Vous êtes juriste de formation et vous avez montré à travers votre travail très pointu combien le droit est un «véritable instrument de connaissance et un précieux outil de critique politique», en vous concentrant tout particulièrement sur les domaines du corps. Pourquoi la question du corps est-elle centrale dans votre recherche?
Marcela Iacub: Si je dois aller vers l’origine intellectuelle lointaine de cet intérêt, il me revient une image de ma propre révolte adolescente, quand j’opposais à mes parents le droit à disposer de mon corps, ce qui me semble un droit élémentaire dans un régime démocratique.
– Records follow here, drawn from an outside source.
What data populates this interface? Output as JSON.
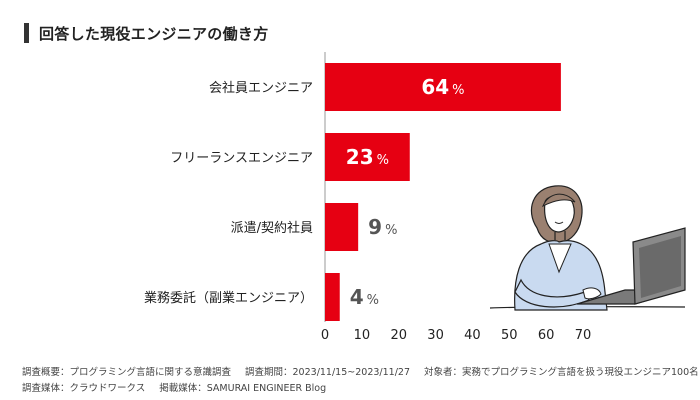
{
  "chart_data": {
    "type": "bar",
    "orientation": "horizontal",
    "title": "回答した現役エンジニアの働き方",
    "categories": [
      "会社員エンジニア",
      "フリーランスエンジニア",
      "派遣/契約社員",
      "業務委託（副業エンジニア）"
    ],
    "values": [
      64,
      23,
      9,
      4
    ],
    "value_labels": [
      {
        "num": "64",
        "unit": "%"
      },
      {
        "num": "23",
        "unit": "%"
      },
      {
        "num": "9",
        "unit": "%"
      },
      {
        "num": "4",
        "unit": "%"
      }
    ],
    "xlim": [
      0,
      70
    ],
    "xticks": [
      "0",
      "10",
      "20",
      "30",
      "40",
      "50",
      "60",
      "70"
    ],
    "bar_color": "#e60012",
    "inside_label_color": "#ffffff",
    "outside_label_color": "#555555"
  },
  "footer": {
    "line1_survey": "調査概要：プログラミング言語に関する意識調査",
    "line1_period": "調査期間：2023/11/15~2023/11/27",
    "line1_target": "対象者：実務でプログラミング言語を扱う現役エンジニア100名",
    "line2_media": "調査媒体：クラウドワークス",
    "line2_published": "掲載媒体：SAMURAI ENGINEER Blog"
  }
}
Dans ma thèse (non publiée), je me suis intéressée à l’interdiction du suicide sous l’Ancien-Régime: il était alors considéré un crime majeur, car se tuer était plus grave que de tuer autrui; on en arrivait même à faire des procès aux cadavres et à déshériter toute la famille du suicidé. Pourquoi l’apparition de l’Etat comme phénomène institutionnel –à partir de la fin du XIIIesiècle– est-elle concomitante avec l’apparition du crime de suicide? On disait que celui qui s’ôtait la vie enlevait un sujet au prince! Au fond, c’est une question qui a structuré tout mon travail par la suite. Des reliquats de ces structures-là sont encore présents dans le monde qui a suivi la Révolution française: le devoir de mourir pour la patrie jadis ou les difficultés que l’on retrouve encore aujourd’hui à légaliser le suicide assisté, l’euthanasie. Le droit à la vie ressemble trop à un devoir de vivre non pas pour soi mais pour un Autre.
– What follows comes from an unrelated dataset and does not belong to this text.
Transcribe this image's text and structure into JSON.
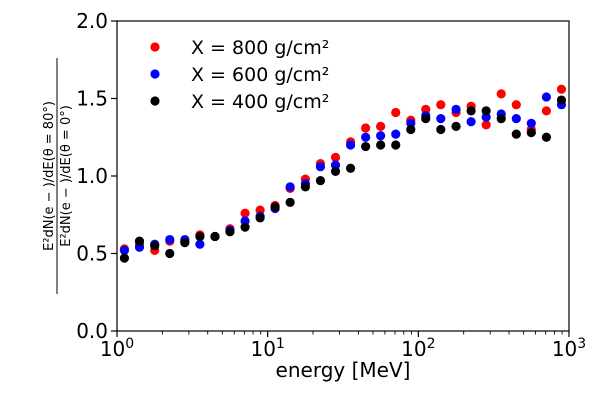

C’est pour cela que vous vous êtes attachée à la question De la pornographie en Amérique, votre livre paru en 2010 et sous-titré justement La liberté d’expression à l’âge de la démocratie délibérative? Il est quand même paradoxal qu’au pays du «Premier amendement», la liberté de parole et de création souffre des exceptions dès qu’on s’approche du domaine du sexe…
Ce livre a une genèse tout à fait particulière: en 2007, la Cour européenne a confirmé la condamnation de l’écrivain français Mathieu Lindon, pour son roman Le procès de Jean-Marie Le Pen, pour les propos tenus par un personnage de fiction. Etant donné que l’auteur est un ami, j’ai suivi de près son procès et je n’arrivais pas à comprendre comment on pouvait considérer les propos d’un personnage de fiction comme étant diffamatoires. En étudiant la jurisprudence de la Cour européenne, j’ai alors compris qu’en Europe l’expression artistique est plus suspecte, plus facilement l’objet de condamnations, que l’expression journalistique. Bizarrement, tout ce qui est dit d’une manière métaphorique est considéré plus grave que les discours directs.
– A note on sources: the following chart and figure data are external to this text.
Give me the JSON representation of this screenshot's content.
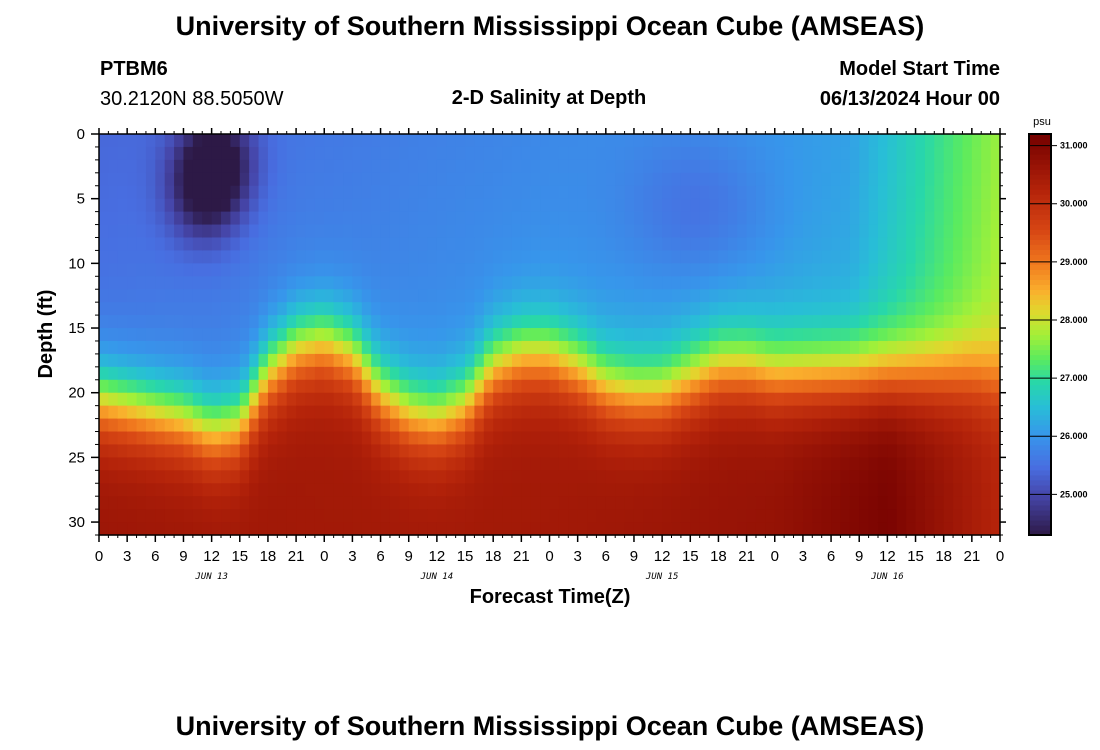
{
  "header": {
    "title": "University of Southern Mississippi Ocean Cube (AMSEAS)",
    "station_id": "PTBM6",
    "coordinates": "30.2120N  88.5050W",
    "plot_title": "2-D Salinity at Depth",
    "model_start_label": "Model Start Time",
    "model_start_value": "06/13/2024 Hour 00"
  },
  "footer": {
    "title": "University of Southern Mississippi Ocean Cube (AMSEAS)"
  },
  "chart_data": {
    "type": "heatmap",
    "title": "2-D Salinity at Depth",
    "xlabel": "Forecast Time(Z)",
    "ylabel": "Depth (ft)",
    "x_range_hours": [
      0,
      96
    ],
    "ylim": [
      0,
      31
    ],
    "y_inverted": true,
    "x_tick_labels": [
      "0",
      "3",
      "6",
      "9",
      "12",
      "15",
      "18",
      "21",
      "0",
      "3",
      "6",
      "9",
      "12",
      "15",
      "18",
      "21",
      "0",
      "3",
      "6",
      "9",
      "12",
      "15",
      "18",
      "21",
      "0",
      "3",
      "6",
      "9",
      "12",
      "15",
      "18",
      "21",
      "0"
    ],
    "day_labels": [
      {
        "label": "JUN 13",
        "hour": 12
      },
      {
        "label": "JUN 14",
        "hour": 36
      },
      {
        "label": "JUN 15",
        "hour": 60
      },
      {
        "label": "JUN 16",
        "hour": 84
      }
    ],
    "y_tick_labels": [
      "0",
      "5",
      "10",
      "15",
      "20",
      "25",
      "30"
    ],
    "y_tick_values": [
      0,
      5,
      10,
      15,
      20,
      25,
      30
    ],
    "colorbar": {
      "unit": "psu",
      "min": 24.3,
      "max": 31.2,
      "tick_values": [
        25,
        26,
        27,
        28,
        29,
        30,
        31
      ],
      "tick_labels": [
        "25.000",
        "26.000",
        "27.000",
        "28.000",
        "29.000",
        "30.000",
        "31.000"
      ]
    },
    "halocline_depth_profile": {
      "hours": [
        0,
        3,
        6,
        9,
        12,
        15,
        18,
        21,
        24,
        27,
        30,
        33,
        36,
        39,
        42,
        45,
        48,
        51,
        54,
        57,
        60,
        63,
        66,
        69,
        72,
        75,
        78,
        81,
        84,
        87,
        90,
        93,
        96
      ],
      "depth_ft": [
        20.5,
        21.0,
        21.5,
        22.0,
        23.0,
        22.5,
        18.5,
        16.5,
        16.0,
        17.0,
        20.0,
        21.5,
        22.0,
        21.0,
        18.0,
        17.0,
        17.0,
        18.0,
        19.5,
        20.0,
        20.0,
        19.0,
        18.0,
        18.0,
        18.5,
        18.5,
        18.5,
        18.5,
        18.5,
        18.5,
        18.5,
        18.5,
        19.0
      ]
    },
    "bottom_salinity_psu": {
      "hours": [
        0,
        24,
        48,
        72,
        84,
        96
      ],
      "values": [
        30.6,
        30.5,
        30.5,
        30.7,
        31.1,
        30.2
      ]
    },
    "surface_low_salinity_cores": [
      {
        "hour": 11,
        "depth_ft": 4,
        "salinity_psu": 24.3
      },
      {
        "hour": 13,
        "depth_ft": 2,
        "salinity_psu": 24.5
      }
    ]
  }
}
J’ai alors voulu confronter cette situation avec celle des Etats-Unis et j’ai été surprise: cette démocratie a réinventé la liberté d’expression sous la forme la plus radicale qui soit dans des théories élaborées par les juges de la Cour suprême depuis les années 1920. Ce n’est qu’à partir de la fin des années 1950 que la libéralisation commence à devenir effective. Pourtant, cette libéralisation triomphante a trouvé un véritable point d’arrêt avec le sexe. C’est pourquoi on peut dire que le sexe n’est pas une question démocratique comme une autre dans le débat public.
Vous avez publié des essais très pointus mais vous avez aussi confié vos préoccupations intellectuelles à une contre-figure naïve (Louise Tugènes dans Qu’avez-vous fait de la libération sexuelle?) ou carrément abordé ces questions d’une manière romanesque, (Aimer tue); dans Une journée dans la vie de Lionel Jospin, vous égratignez l’homme politique, tout en déclarant qu’il ne s’agit que de pure fiction. Pourquoi ces glissements de genre?
Je ne suis pas du tout une romancière: je suis trop intellectuelle pour m’adonner vraiment à la littérature et j’ai du mal à travailler avec les émotions. Ces ouvrages à la limite des genres sont donc plutôt des expériences de pensée. Il s’agit de livres fort différents au regard de mes travaux universitaires, car ils sont le résultat d’une inspiration pure. Le personnage de Qu’avez-vous fait de la libération sexuelle? s’est presque manifesté tout seul, comme une évidence, comme une voix qui m’habitait. Dans le cas de Lionel Jospin, j’étais impressionnée par certains traits de son caractère dont il n’est pas le seul exemple, bien entendu. Et là encore, la voix que j’ai employée pour écrire ce livre m’est venue toute seule, comme dictée par quelqu’un d’autre.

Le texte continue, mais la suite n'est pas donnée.